Hotel Wi-Fi: Should I Use It? – 7 Things to Know
Free hotel Wi-Fi. It’s an amenity most of us “click” as required in a hotel search. But should it be? Safety Net’s own Certified Ethical Hacker, Jeff Mertz, says absolutely not!
2 Reasons Not to Use Hotel Wi-Fi
- Often, hotels don’t own or support their wireless networks. Wi-Fi service is generally brought in and managed by third or fourth party companies. Sometimes those companies are foreign entities based in countries where privacy laws are not the same as they are in the U.S.
- A hacker can easily put up an access point (AP) with the same name as the hotel’s wireless network. An AP can be named anything by anyone. For example, when you look through available Wi-Fi networks on your phone – there are sometimes two or three all named “Our House” or “Netgear.” If you’re getting online for free, why does it matter what network you’re using?
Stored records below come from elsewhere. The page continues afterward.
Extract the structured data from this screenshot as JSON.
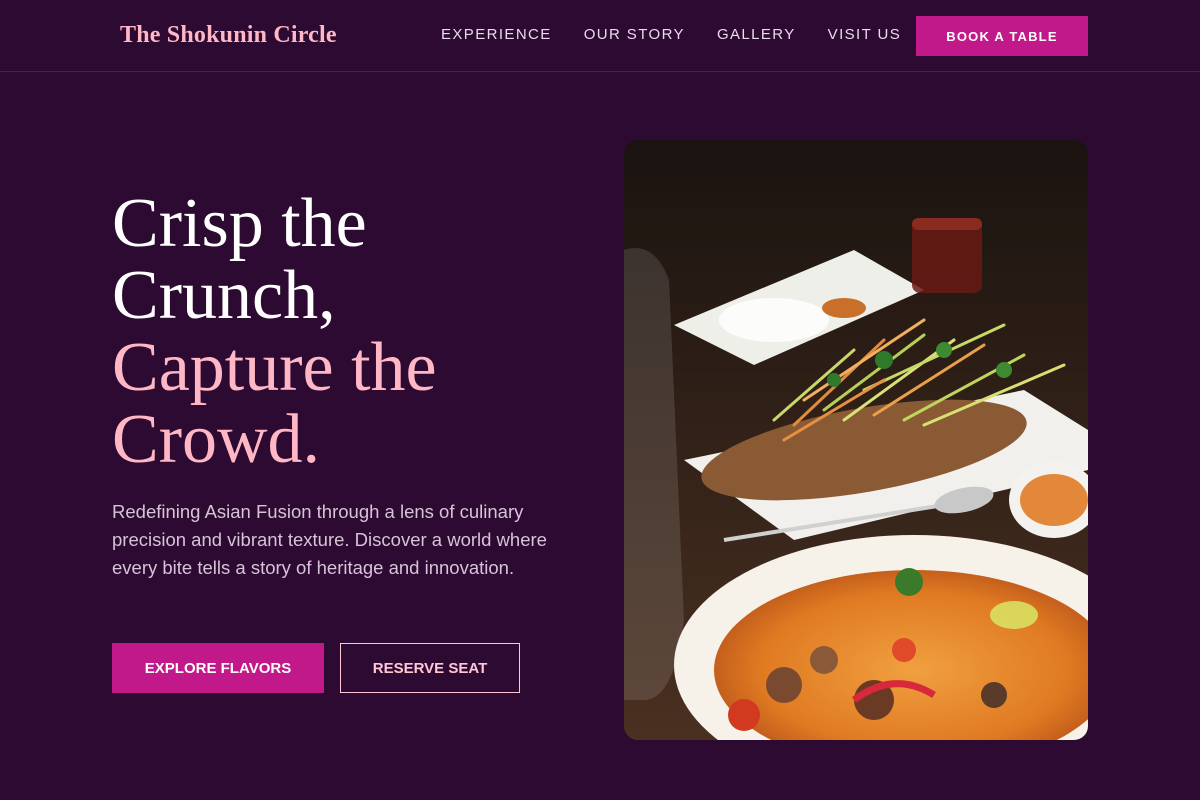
{
  "brand": {
    "name": "The Shokunin Circle"
  },
  "nav": {
    "links": [
      "EXPERIENCE",
      "OUR STORY",
      "GALLERY",
      "VISIT US"
    ],
    "cta": "BOOK A TABLE"
  },
  "hero": {
    "headline_line1": "Crisp the Crunch,",
    "headline_line2": "Capture the Crowd.",
    "description": "Redefining Asian Fusion through a lens of culinary precision and vibrant texture. Discover a world where every bite tells a story of heritage and innovation.",
    "primary_button": "EXPLORE FLAVORS",
    "secondary_button": "RESERVE SEAT"
  },
  "colors": {
    "background": "#2d0a31",
    "accent": "#c2198a",
    "pink": "#ffb7c5"
  }
}
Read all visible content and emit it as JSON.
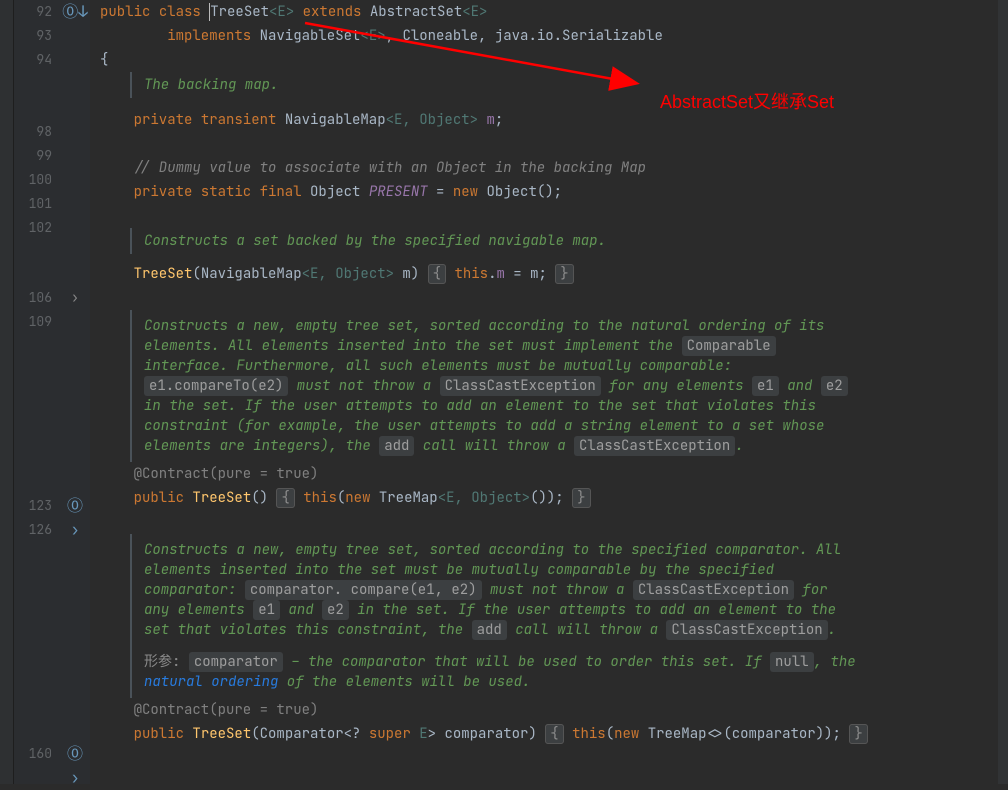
{
  "annotation": {
    "text": "AbstractSet又继承Set"
  },
  "line_numbers": [
    "92",
    "93",
    "94",
    "",
    "98",
    "99",
    "100",
    "101",
    "102",
    "",
    "106",
    "109",
    "",
    "",
    "",
    "",
    "",
    "",
    "",
    "123",
    "126",
    "",
    "",
    "",
    "",
    "",
    "",
    "",
    "",
    "",
    "",
    "160"
  ],
  "gutter_icons": {
    "l92": "⓪↓",
    "l123": "⓪ ›",
    "l160": "⓪ ›",
    "fold106": "›"
  },
  "code": {
    "l92": {
      "kw1": "public ",
      "kw2": "class ",
      "name": "TreeSet",
      "tp": "<E>",
      "kw3": " extends ",
      "sup": "AbstractSet",
      "tp2": "<E>"
    },
    "l93": {
      "kw": "implements ",
      "i1": "NavigableSet",
      "tp": "<E>",
      "sep": ", ",
      "i2": "Cloneable",
      "sep2": ", ",
      "i3": "java.io.Serializable"
    },
    "l94": "{",
    "doc1": "The backing map.",
    "l98": {
      "kw1": "private ",
      "kw2": "transient ",
      "type": "NavigableMap",
      "tp": "<E, Object> ",
      "var": "m",
      "end": ";"
    },
    "l100": "// Dummy value to associate with an Object in the backing Map",
    "l101": {
      "kw": "private static final ",
      "type": "Object ",
      "name": "PRESENT",
      "eq": " = ",
      "newkw": "new ",
      "ctor": "Object",
      "end": "();"
    },
    "doc2": "Constructs a set backed by the specified navigable map.",
    "l106": {
      "name": "TreeSet",
      "p1": "(NavigableMap",
      "tp": "<E, Object>",
      "p2": " m) ",
      "fold1": "{",
      "body": " this.m = m; ",
      "fold2": "}"
    },
    "doc3_1": "Constructs a new, empty tree set, sorted according to the natural ordering of its elements. All elements inserted into the set must implement the ",
    "doc3_link1": "Comparable",
    "doc3_2": " interface. Furthermore, all such elements must be ",
    "doc3_em1": "mutually comparable",
    "doc3_3": ": ",
    "doc3_code1": "e1.compareTo(e2)",
    "doc3_4": " must not throw a ",
    "doc3_code2": "ClassCastException",
    "doc3_5": " for any elements ",
    "doc3_code3": "e1",
    "doc3_6": " and ",
    "doc3_code4": "e2",
    "doc3_7": " in the set. If the user attempts to add an element to the set that violates this constraint (for example, the user attempts to add a string element to a set whose elements are integers), the ",
    "doc3_code5": "add",
    "doc3_8": " call will throw a ",
    "doc3_code6": "ClassCastException",
    "doc3_9": ".",
    "contract1": "@Contract(pure = true)",
    "l123": {
      "kw": "public ",
      "name": "TreeSet",
      "p": "() ",
      "fold1": "{",
      "body1": " this(",
      "newkw": "new ",
      "ctor": "TreeMap",
      "tp": "<E, Object>",
      "body2": "()); ",
      "fold2": "}"
    },
    "doc4_1": "Constructs a new, empty tree set, sorted according to the specified comparator. All elements inserted into the set must be ",
    "doc4_em1": "mutually comparable",
    "doc4_2": " by the specified comparator: ",
    "doc4_code1": "comparator. compare(e1, e2)",
    "doc4_3": " must not throw a ",
    "doc4_code2": "ClassCastException",
    "doc4_4": " for any elements ",
    "doc4_code3": "e1",
    "doc4_5": " and ",
    "doc4_code4": "e2",
    "doc4_6": " in the set. If the user attempts to add an element to the set that violates this constraint, the ",
    "doc4_code5": "add",
    "doc4_7": " call will throw a ",
    "doc4_code6": "ClassCastException",
    "doc4_8": ".",
    "doc4_param_label": "形参: ",
    "doc4_param_name": "comparator",
    "doc4_param_1": " – the comparator that will be used to order this set. If ",
    "doc4_param_null": "null",
    "doc4_param_2": ", the ",
    "doc4_param_link": "natural ordering",
    "doc4_param_3": " of the elements will be used.",
    "contract2": "@Contract(pure = true)",
    "l160": {
      "kw": "public ",
      "name": "TreeSet",
      "p1": "(Comparator<? ",
      "kw2": "super ",
      "tp": "E",
      "p2": "> comparator) ",
      "fold1": "{",
      "body1": " this(",
      "newkw": "new ",
      "ctor": "TreeMap<>",
      "body2": "(comparator)); ",
      "fold2": "}"
    }
  }
}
Hackers have the skills to create an exact copy of a legitimate network login page. When you think you’re logging in to the hotel’s free Wi-Fi service, you may be accessing a fake page. Once you’ve connected through the fake site, the hacker has visibility of every page you visit. A malicious hacker may use the opportunity to gain access to your personal information, like passwords you enter while browsing the web.
1 Way to Completely Avoid the Risks Associated with Hotel Wi-Fi
- Use your mobile device as a hotspot. Hotspot connections through your phone provider are more secure than a public Wi-Fi network. They are generally faster than a network that’s bogged down by other hotel guests. And because of the size of data plans offered by most wireless carriers, most people can access the web without worry of data overages.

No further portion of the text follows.